Cooper looked over at Shannon, but whatever she might have felt about the arrangement she didn’t telegraph beyond brushing a loose lock of hair behind her ear. “No problem,” he said.

“I’ll get some blankets.”

She returned with a sleeping bag, set it on the bed with a spare pillow, then said, “I hope you’ll be comfortable.”

“We’ll be fine. Thank you.” Cooper paused, said, “It means a lot to me that you let us into your home.”

“A friend of Shannon’s is a friend of ours. Come anytime.” Lisa looked around the room, hugged Shannon goodnight, and came to Cooper. He waited for her to calculate whether he was a hug or a handshake, but she didn’t hesitate, just gave him a quick hug. Then she stepped out of the room and closed the door.

Shannon tucked her hands in her pockets. The movement tightened the shirt across clavicles delicate as bird wings. “So.”

“I’ll take the floor.”

“Thanks.”

He made a point of facing the other direction as he kicked off his shoes and socks, unbuttoned his shirt. Decided to keep his pants and undershirt on. Behind him he heard the faint rustle of fabric, and his mind flashed an image of her pulling her shirt over her head, imagined a delicate cream bra over caramel skin.

Whoa there, Agent Cooper.
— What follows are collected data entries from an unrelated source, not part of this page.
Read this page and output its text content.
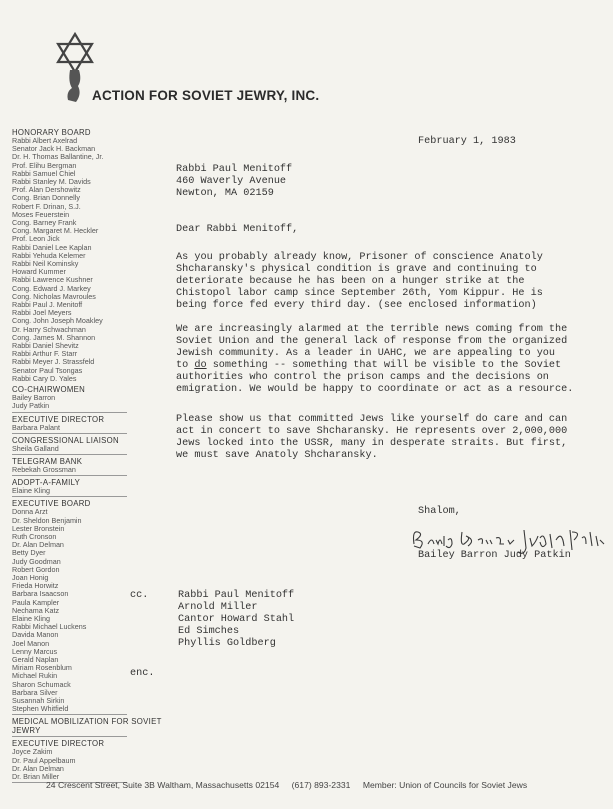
ACTION FOR SOVIET JEWRY, INC.
HONORARY BOARD
Rabbi Albert Axelrad
Senator Jack H. Backman
Dr. H. Thomas Ballantine, Jr.
Prof. Elihu Bergman
Rabbi Samuel Chiel
Rabbi Stanley M. Davids
Prof. Alan Dershowitz
Cong. Brian Donnelly
Robert F. Drinan, S.J.
Moses Feuerstein
Cong. Barney Frank
Cong. Margaret M. Heckler
Prof. Leon Jick
Rabbi Daniel Lee Kaplan
Rabbi Yehuda Kelemer
Rabbi Neil Kominsky
Howard Kummer
Rabbi Lawrence Kushner
Cong. Edward J. Markey
Cong. Nicholas Mavroules
Rabbi Paul J. Menitoff
Rabbi Joel Meyers
Cong. John Joseph Moakley
Dr. Harry Schwachman
Cong. James M. Shannon
Rabbi Daniel Shevitz
Rabbi Arthur F. Starr
Rabbi Meyer J. Strassfeld
Senator Paul Tsongas
Rabbi Cary D. Yales
CO-CHAIRWOMEN
Bailey Barron
Judy Patkin
EXECUTIVE DIRECTOR
Barbara Palant
CONGRESSIONAL LIAISON
Sheila Galland
TELEGRAM BANK
Rebekah Grossman
ADOPT-A-FAMILY
Elaine Kling
EXECUTIVE BOARD
Donna Arzt
Dr. Sheldon Benjamin
Lester Bronstein
Ruth Cronson
Dr. Alan Delman
Betty Dyer
Judy Goodman
Robert Gordon
Joan Honig
Frieda Horwitz
Barbara Isaacson
Paula Kampler
Nechama Katz
Elaine Kling
Rabbi Michael Luckens
Davida Manon
Joel Manon
Lenny Marcus
Gerald Naplan
Miriam Rosenblum
Michael Rukin
Sharon Schumack
Barbara Silver
Susannah Sirkin
Stephen Whitfield
MEDICAL MOBILIZATION FOR SOVIET JEWRY
EXECUTIVE DIRECTOR
Joyce Zakim
Dr. Paul Appelbaum
Dr. Alan Delman
Dr. Brian Miller
February 1, 1983
Rabbi Paul Menitoff
460 Waverly Avenue
Newton, MA 02159
Dear Rabbi Menitoff,
As you probably already know, Prisoner of conscience Anatoly
Shcharansky's physical condition is grave and continuing to
deteriorate because he has been on a hunger strike at the
Chistopol labor camp since September 26th, Yom Kippur. He is
being force fed every third day. (see enclosed information)
We are increasingly alarmed at the terrible news coming from the
Soviet Union and the general lack of response from the organized
Jewish community. As a leader in UAHC, we are appealing to you
to do something -- something that will be visible to the Soviet
authorities who control the prison camps and the decisions on
emigration. We would be happy to coordinate or act as a resource.
Please show us that committed Jews like yourself do care and can
act in concert to save Shcharansky. He represents over 2,000,000
Jews locked into the USSR, many in desperate straits. But first,
we must save Anatoly Shcharansky.
Shalom,
Bailey Barron Judy Patkin
cc.	Rabbi Paul Menitoff
Arnold Miller
Cantor Howard Stahl
Ed Simches
Phyllis Goldberg
enc.
24 Crescent Street, Suite 3B Waltham, Massachusetts 02154 (617) 893-2331 Member: Union of Councils for Soviet Jews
Where did
that
come from?

He chalked it up to a long day of shared adrenaline, underscored by male chemistry, and left it at that. He slid into the sleeping bag, rubbed his eyes. A moment later, he heard the click of her turning off the elephant, and the room went dark. Pale green stars glowed on the walls and ceiling, swirling constellations of an idealized night sky, one where the stars had neat points and sharp edges and were only barely out of reach.

“G’night, Cooper.”

“Night.” He folded his hands behind his head. He was too old to be sleeping on the floor, but too tired to care. As he lay there, staring at the stars of that better sky, he found himself thinking back to the game, the looks on the faces of those kids as they played with toys barely imaginable to most of the world.

It had been six months since last he’d seen his children. Six months of pretending to be someone else, of burying the life he loved in order to fight for it.

When it came down to it, everything he had done was for his children. Even the things he had done before they were born, before he’d even met Natalie. It was a truth he never could have understood until he’d become a parent, and one he would never be able to forget.

The world is changing,
Lee had said.
It has to.

Cooper hoped he was right.

CHAPTER TWENTY-FOUR

The man was waiting for them.

He was as big as Cooper remembered, broad-shouldered and muscular beneath pudge; a man who didn’t lift weights because he lifted heavy things for a living. He looked right at home in the loading dock.